Improper defibrillator pad usage by emergency medical care providers for children: an opportunity for reeducation

Published:November 18, 2013DOI:



      Approximately 14 000 pediatric out-of-hospital arrests occur annually. With this significant number and the diversity in the training backgrounds of medical providers, correct choice and placement of defibrillator pads are imperative to ensure maximum efficacy.


      One hundred fifty-two emergency medical care providers from 6 medical fields were recruited for the study. Each participant answered a series of questions to ascertain baseline knowledge of correct defibrillator pad choice and placement in 2 scenarios with mannequins weighted less than 15 kg and more than 15 kg. After the testing, each participant received an educational intervention. Six months after the first phase, participants received a questionnaire to ascertain knowledge retention.


      In the primary study phase, for correct pad choice for mannequins weighing less than 15 kg and more than 15 kg, overall results were 98% (95% confidence interval [CI], 94.1%-100%) and 38.8% (95% CI, 31.4%-46.8%), respectively. In the second phase, pad choices for mannequins weighing less than 15 kg and more than 15 kg were 77.3% (95% CI, 68.6%-84.2%) and 60% (95% CI, 47.7%-71.1%).
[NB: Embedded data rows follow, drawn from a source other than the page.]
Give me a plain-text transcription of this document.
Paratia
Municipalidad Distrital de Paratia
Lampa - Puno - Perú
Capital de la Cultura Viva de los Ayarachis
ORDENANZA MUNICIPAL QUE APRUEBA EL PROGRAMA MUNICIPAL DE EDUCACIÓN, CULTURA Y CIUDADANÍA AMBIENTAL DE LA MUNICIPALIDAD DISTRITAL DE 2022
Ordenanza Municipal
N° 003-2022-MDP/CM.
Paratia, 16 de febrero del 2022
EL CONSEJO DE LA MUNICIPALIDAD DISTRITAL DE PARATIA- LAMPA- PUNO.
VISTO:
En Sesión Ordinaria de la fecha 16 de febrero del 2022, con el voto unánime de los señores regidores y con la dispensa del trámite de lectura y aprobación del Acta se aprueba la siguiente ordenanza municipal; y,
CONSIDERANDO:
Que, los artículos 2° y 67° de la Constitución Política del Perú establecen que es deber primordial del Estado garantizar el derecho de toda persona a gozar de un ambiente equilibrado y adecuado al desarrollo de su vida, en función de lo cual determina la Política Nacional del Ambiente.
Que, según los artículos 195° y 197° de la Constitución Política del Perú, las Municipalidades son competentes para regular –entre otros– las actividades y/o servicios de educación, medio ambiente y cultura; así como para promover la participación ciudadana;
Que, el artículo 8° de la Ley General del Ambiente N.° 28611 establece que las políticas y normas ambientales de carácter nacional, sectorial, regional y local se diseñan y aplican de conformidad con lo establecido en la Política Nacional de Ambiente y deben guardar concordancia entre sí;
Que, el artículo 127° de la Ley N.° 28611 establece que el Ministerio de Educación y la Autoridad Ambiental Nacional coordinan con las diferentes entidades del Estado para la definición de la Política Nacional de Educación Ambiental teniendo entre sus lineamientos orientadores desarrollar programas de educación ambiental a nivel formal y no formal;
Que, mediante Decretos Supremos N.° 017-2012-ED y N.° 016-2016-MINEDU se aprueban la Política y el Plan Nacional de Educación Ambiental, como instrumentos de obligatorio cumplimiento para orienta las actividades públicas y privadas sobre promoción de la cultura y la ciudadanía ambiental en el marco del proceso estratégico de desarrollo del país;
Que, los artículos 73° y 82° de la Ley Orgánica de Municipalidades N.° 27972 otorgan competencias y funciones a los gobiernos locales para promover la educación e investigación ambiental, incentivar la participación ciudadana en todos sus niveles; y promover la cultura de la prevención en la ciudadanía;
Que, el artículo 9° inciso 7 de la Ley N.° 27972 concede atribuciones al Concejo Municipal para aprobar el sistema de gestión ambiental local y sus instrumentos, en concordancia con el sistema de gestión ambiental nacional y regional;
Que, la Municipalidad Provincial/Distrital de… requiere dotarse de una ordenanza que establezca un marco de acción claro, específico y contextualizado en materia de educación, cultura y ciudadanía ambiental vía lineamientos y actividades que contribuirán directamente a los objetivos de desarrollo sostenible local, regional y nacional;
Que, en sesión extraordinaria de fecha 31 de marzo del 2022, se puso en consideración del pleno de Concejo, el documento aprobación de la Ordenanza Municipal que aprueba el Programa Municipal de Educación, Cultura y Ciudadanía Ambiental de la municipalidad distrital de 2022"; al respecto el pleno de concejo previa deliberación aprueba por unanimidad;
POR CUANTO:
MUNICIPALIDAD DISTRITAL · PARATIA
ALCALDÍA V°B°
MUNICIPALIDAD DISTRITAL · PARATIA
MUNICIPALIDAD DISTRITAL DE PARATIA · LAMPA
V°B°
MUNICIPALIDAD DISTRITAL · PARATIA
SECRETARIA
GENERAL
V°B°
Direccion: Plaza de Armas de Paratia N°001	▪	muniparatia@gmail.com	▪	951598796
The rates of correct pad placement during the initial phase for mannequins weighing less than 15 kg and more than 15 kg were 5.8% (95% CI, 2.8%-11.2%) and 25.7%, respectively (95% CI, 19.4%-35.7%). Rates for correct pad placement (<15-kg and >15-kg mannequins) improved in the second phase to 68.2% (95% CI, 56%–78.4%) and 71.2% (95% CI, 62.8%-81.5%).


      Pediatric emergency providers have poor understanding of pad choice and placement. Emergency medical care providers for children who are educated about the correct defibrillator pad choices and placement have improved knowledge and can retain that knowledge for at least 6 months.